The full loop has five main blocks:

1. LATCH and RESET signal generation
2. Counter and D-latch (stores the measured speed)
3. 8-bit DAC (converts the stored count to an analog feedback voltage)
4. Error signal amplifier (P.I. control)
5. Motor sensor and motor driver (phototransistor sensing + BJT power stage)

Circuit Breakdown

1) LATCH and RESET generator

This section creates two timing signals used for measuring the motor speed. The signals go to the counter and D-latch in section 2).

A 5 Hz square wave is used as a timing reference. The LATCH signal is a square wave that’s sent to the D-latch. After a short delay, a RESET pulse is sent to the counter.

2) Counter and D-latch

The counter measures speed by counting clock pulses produced by the motor sensor during each measurement window. This count is stored digitally, as an 8-bit number. When the LATCH signal from section 1) is sent to the D-latch, it stores the current value in the counter. When the RESET pulse is sent to the counter, it’s reset, and begins counting anew. The delay between the LATCH and RESET signals is critical, as it allows the count to be latched before it’s reset.

3) 8-bit DAC

The latched 8-bit value from section 2) is converted into an analog voltage using an R-2R ladder network. The analog signal represents the measured speed in a way that can be compared with a user-defined set-point voltage.

A buffer op-amp is used after the DAC so its output is not loaded by the following section.

4) Error signal amplifier (P.I. control)

This section compares the output voltage from the DAC to a set-point voltage controlled by a potentiometer. This op-amp circuit provides both proportional and integral control.

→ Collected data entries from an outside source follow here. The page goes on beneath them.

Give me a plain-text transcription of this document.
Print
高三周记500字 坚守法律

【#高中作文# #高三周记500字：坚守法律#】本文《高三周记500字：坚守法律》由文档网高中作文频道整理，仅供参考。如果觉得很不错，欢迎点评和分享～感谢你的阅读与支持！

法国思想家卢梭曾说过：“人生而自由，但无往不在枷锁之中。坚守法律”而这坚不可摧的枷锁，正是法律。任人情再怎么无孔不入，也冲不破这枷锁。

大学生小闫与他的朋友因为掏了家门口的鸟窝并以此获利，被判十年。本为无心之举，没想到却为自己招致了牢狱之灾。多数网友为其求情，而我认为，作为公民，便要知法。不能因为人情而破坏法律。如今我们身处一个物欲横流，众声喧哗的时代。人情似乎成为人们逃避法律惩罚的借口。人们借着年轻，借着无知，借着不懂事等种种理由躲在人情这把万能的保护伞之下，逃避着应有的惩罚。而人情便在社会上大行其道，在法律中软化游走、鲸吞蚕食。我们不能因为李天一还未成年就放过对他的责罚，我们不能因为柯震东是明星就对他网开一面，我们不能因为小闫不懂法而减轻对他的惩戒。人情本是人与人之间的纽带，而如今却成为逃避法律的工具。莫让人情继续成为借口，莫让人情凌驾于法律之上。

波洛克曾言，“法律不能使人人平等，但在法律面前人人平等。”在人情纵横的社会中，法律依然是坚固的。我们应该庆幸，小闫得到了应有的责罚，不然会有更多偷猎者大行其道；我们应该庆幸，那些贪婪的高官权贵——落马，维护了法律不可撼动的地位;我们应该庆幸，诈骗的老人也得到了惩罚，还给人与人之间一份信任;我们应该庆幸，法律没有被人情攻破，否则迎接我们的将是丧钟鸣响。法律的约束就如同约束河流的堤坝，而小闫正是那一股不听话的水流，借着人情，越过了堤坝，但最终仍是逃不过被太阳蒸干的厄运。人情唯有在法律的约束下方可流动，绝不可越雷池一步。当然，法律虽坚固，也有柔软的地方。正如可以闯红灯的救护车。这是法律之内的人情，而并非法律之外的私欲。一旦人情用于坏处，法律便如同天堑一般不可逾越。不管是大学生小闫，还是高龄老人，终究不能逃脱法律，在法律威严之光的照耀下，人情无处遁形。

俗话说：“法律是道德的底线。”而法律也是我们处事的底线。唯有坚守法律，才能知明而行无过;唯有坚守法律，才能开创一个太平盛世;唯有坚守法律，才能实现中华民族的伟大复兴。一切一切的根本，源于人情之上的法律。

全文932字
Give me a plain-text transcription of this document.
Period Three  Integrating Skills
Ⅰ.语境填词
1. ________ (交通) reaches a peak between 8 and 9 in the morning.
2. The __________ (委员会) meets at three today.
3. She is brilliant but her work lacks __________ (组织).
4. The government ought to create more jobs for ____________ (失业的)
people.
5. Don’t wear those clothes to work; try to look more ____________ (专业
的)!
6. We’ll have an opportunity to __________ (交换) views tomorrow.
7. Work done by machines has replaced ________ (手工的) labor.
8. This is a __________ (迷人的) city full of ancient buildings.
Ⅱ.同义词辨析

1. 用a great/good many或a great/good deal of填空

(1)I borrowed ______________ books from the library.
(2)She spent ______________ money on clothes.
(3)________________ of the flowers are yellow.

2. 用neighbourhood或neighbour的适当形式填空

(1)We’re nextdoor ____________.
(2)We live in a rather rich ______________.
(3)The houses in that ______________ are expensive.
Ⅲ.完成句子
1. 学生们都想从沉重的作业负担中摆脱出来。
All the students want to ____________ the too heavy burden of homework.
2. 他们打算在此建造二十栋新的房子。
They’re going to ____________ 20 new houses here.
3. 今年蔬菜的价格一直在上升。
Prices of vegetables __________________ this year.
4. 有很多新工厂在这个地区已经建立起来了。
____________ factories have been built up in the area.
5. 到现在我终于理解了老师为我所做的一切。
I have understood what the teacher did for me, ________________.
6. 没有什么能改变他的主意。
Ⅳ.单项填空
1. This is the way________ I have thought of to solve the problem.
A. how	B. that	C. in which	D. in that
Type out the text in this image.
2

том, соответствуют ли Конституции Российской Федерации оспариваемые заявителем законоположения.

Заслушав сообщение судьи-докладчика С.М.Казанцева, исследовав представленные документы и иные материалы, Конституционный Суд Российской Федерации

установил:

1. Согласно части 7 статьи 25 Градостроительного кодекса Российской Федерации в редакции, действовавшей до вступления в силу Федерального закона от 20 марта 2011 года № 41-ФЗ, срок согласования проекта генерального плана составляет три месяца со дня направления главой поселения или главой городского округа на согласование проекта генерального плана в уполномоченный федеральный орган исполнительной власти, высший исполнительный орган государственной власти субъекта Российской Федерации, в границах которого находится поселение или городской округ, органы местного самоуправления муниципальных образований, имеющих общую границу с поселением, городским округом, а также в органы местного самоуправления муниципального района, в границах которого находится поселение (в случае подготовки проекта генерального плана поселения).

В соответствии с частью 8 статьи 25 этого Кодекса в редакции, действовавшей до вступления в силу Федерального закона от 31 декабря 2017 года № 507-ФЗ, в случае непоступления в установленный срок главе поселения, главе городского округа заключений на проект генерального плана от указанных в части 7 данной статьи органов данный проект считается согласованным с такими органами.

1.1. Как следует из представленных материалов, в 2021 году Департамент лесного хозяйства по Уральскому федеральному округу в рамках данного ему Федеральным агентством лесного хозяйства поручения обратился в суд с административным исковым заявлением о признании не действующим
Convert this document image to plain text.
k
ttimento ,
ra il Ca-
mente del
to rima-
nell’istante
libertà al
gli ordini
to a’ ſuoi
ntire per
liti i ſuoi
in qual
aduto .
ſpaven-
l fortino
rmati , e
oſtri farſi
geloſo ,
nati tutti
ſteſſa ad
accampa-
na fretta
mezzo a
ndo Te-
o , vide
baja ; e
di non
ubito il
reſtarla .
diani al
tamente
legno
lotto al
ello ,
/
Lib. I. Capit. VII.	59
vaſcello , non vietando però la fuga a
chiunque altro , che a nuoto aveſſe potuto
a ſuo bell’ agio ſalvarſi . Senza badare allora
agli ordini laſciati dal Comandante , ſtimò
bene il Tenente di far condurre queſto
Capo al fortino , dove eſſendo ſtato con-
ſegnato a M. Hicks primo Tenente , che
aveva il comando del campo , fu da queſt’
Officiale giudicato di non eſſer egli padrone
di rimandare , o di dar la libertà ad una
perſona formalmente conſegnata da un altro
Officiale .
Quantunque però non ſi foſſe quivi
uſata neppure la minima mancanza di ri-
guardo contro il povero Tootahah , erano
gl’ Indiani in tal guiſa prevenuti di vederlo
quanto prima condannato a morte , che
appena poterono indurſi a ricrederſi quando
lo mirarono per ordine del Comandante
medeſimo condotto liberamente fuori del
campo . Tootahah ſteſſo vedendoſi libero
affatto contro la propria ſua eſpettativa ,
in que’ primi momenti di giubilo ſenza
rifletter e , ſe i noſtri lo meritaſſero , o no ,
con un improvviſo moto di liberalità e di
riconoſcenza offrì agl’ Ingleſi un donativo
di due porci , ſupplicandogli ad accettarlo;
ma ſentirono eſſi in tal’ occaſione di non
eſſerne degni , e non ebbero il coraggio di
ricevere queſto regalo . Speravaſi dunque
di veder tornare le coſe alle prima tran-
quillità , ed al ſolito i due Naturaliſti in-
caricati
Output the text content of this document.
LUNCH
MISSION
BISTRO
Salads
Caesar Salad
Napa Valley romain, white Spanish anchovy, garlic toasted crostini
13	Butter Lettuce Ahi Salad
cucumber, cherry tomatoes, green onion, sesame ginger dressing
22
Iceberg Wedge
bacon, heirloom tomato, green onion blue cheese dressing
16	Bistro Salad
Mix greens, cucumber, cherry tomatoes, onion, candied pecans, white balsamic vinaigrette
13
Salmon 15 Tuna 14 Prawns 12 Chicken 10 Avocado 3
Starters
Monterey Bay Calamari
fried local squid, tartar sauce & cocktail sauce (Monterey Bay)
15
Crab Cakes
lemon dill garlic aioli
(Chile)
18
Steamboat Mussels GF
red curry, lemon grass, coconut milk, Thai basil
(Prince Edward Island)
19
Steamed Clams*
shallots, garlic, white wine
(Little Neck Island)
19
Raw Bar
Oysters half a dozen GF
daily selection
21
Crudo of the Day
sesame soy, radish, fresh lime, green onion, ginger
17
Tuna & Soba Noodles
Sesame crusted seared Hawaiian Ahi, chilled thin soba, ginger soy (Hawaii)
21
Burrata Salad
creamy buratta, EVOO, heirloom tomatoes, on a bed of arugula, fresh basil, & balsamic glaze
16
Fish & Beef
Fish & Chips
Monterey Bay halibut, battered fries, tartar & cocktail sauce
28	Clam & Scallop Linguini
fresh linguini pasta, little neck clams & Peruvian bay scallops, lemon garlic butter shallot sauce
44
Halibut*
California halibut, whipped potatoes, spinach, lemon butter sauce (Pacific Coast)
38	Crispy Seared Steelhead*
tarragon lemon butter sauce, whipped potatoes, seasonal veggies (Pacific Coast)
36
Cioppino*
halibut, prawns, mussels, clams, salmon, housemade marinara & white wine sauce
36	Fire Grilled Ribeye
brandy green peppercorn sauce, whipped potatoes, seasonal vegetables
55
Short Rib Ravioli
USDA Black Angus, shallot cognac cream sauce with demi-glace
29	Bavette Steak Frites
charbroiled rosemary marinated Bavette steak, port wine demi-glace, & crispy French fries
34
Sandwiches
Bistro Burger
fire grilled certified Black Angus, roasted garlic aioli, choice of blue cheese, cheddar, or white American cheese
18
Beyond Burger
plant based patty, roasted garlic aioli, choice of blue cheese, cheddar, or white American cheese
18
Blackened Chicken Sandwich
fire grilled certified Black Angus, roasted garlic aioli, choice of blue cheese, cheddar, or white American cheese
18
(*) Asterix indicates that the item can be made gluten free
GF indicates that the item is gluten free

5) Motor sensor and motor driver

The driver stage uses a BJT to control the current sent to the motor based on the output of the previous section. A flyback diode protects the circuit from the inductive nature of the motor.

Attached to the motor is a slotted disc, so that its rotation can be measured with an LED and phototransistor. This produces a pulse train which is input to the counter in section 2). The disc I used had 10 slots, meaning there are 10 pulses per revolution.

After assembling the circuit, I proved its functionality, such as the adjustable speed set-point and integral control, to the course staff.